I am in hysterics over this blog today from English author Jenny Colgan's trip to her local Antibes library children's section. If I did believe for one moment that French children were better behaved and less incliend to throw food I might think the explanation lay in these horrifying, terrifying literary works. Making Roald Dahl look perfectly well balanced! http://www.guardian.co.uk/books/gallery/2012/may/30/terrifying-french-childrens-books-in-pictures#/?picture=390846392&index=3
Sorry, but both Jenny Colgan and you should actually read a few of these books (some of them written by English authors anyway) in order to find out that the cover doesn't mimic the content. These books are written with a lot of humor and love, adress sensitive issues for children and are in no way aimed at the cheap "shock-effect" to sell
But perhaps the comment, although a generalization I must admit, left by "Lavengro" on that blog says a lot:
"In all sorts of ways (starting with eating habits), Anglophones have problems realizing that kids are small people rather than fluffy toys.
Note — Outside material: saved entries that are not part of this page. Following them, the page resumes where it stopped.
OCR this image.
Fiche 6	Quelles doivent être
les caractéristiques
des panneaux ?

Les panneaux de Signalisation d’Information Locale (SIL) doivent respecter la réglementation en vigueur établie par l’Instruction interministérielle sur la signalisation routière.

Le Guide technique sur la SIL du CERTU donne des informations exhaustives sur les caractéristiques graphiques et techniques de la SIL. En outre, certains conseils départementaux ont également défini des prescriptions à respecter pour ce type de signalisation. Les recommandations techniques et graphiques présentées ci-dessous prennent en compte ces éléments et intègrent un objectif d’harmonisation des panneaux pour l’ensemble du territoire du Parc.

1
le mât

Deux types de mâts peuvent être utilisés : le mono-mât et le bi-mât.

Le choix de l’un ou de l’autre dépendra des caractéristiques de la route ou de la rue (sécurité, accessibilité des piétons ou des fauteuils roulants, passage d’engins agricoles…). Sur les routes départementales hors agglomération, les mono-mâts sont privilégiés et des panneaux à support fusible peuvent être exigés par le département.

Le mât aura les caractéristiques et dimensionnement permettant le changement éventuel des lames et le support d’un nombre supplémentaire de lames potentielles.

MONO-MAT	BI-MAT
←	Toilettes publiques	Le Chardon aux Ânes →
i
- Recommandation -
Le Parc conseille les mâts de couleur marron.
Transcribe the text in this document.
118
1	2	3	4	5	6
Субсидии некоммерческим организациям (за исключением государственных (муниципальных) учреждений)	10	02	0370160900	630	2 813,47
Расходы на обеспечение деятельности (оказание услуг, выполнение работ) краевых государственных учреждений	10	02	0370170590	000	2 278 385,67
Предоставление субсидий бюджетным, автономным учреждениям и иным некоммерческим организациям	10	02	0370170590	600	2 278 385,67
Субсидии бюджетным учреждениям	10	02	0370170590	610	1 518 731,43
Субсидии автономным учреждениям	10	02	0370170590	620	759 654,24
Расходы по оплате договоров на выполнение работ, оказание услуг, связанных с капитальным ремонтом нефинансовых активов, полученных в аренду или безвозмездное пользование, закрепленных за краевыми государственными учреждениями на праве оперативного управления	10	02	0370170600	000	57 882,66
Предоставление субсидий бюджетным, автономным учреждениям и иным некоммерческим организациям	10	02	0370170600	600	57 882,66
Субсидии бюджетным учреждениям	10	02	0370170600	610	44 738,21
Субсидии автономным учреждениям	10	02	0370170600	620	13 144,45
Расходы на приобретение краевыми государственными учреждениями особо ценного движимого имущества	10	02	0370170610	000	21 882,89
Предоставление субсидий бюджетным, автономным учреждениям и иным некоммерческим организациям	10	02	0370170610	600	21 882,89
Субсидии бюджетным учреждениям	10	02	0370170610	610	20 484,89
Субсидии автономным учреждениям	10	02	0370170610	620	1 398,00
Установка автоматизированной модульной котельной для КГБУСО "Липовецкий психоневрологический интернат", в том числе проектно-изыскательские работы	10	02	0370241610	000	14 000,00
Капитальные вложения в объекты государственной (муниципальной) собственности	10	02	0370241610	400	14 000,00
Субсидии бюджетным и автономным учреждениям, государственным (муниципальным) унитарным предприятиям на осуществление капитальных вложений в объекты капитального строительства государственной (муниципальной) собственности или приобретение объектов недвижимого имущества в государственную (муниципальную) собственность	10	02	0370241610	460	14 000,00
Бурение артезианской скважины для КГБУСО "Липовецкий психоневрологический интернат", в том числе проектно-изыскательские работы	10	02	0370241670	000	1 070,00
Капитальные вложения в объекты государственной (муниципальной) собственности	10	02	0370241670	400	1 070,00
In general, French kids eat real food at real tables with their families and friends. They take part in real conversations, and are listened to. They are integrated in the real world from the outset, protected but not so overprotected that thinking for themselves emerges suddenly as a daunting, and often terrifying, challenge in late adolescence. This all helps ensure they grow up balanced and responsible. I have family in France and England, and the difference is staggering."
oops inclined... must learn to type!